Iceberg Season
This morning I was thinking about icebergs. It’s iceberg season in Newfoundland, with more than 1200 released from sea ice and parading past the ruggedly beautiful eastern coast. Icebergs are big business as tourists flock to see them, much as tourists flock to see Great White sharks now on Cape Cod. The world has a curiosity about icebergs that goes back to the day the Titanic sank. There’s something mystical and romantic about these roaming islands of ice marching from their icy prison in the north where they’ve been locked away for millennia to southern waters where they reunite with the blended waters of the world. Romantic until you run into one anyway.
Scanning the iceberg sightings this year made me think about my time on Signal Hill in December of 2017. Signal Hill is impressive without the draw of icebergs floating by you, I can imagine the crowds there on a Saturday with an iceberg floating by. My time there, documented early in this blog’s history, was memorable but certainly not crowded. Little did I know at the time that I wouldn’t be back there again any time soon. It remains on my short list of places I’d love to get back to.

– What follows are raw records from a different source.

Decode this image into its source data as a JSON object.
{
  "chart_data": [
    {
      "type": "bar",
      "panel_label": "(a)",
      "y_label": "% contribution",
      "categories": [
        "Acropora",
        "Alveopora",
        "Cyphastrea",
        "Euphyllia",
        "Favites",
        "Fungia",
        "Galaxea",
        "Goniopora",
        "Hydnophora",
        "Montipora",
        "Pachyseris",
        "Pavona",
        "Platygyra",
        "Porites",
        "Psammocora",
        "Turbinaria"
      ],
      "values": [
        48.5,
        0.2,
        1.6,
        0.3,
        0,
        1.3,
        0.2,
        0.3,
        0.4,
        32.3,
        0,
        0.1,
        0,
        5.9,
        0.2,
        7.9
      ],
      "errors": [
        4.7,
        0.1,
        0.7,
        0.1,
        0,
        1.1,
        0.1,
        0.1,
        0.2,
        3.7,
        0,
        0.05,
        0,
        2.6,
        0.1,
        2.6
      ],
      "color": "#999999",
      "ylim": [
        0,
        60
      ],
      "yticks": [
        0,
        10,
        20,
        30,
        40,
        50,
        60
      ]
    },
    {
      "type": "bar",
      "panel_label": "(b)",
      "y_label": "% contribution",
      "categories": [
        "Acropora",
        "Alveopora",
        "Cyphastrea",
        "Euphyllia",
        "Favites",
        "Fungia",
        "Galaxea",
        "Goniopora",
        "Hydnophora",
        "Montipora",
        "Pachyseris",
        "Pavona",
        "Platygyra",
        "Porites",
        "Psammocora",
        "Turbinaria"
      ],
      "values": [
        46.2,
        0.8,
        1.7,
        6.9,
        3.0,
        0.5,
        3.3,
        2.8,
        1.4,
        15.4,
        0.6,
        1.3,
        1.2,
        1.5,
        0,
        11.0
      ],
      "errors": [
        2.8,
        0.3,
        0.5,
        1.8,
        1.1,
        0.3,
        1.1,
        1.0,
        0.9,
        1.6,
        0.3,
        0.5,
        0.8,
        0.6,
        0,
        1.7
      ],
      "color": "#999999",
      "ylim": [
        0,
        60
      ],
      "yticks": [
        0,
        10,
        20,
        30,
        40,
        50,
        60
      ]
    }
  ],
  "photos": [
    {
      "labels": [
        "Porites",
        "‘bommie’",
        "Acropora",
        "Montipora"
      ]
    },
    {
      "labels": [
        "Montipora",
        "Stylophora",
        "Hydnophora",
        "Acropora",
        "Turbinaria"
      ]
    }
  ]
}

Environment and Climate Change Canada tracks iceberg activity and states that most of the icebergs that you see in the North Atlantic are calving from glaciers in Western Greenland, with between 10,000 and 40,000 icebergs annually. I had no idea there were that many in a season. To be categorized as an iceberg the ice has to be at least 5 meters above the sea level. That’s the starting point, and icebergs get much bigger from there. Those that miss the 5 meter cut are still navigation hazards.
So icebergs triggered my wanderlust affliction, which is always lingering just below the surface. Surely a trip to Labrador and Newfoundland in April would be a great mix of Aurora Borealis and icebergs. Frankly I wonder why I haven’t done this trip already. So much to see and do in this world, and two things I’ve always wanted to see are just out of reach this season.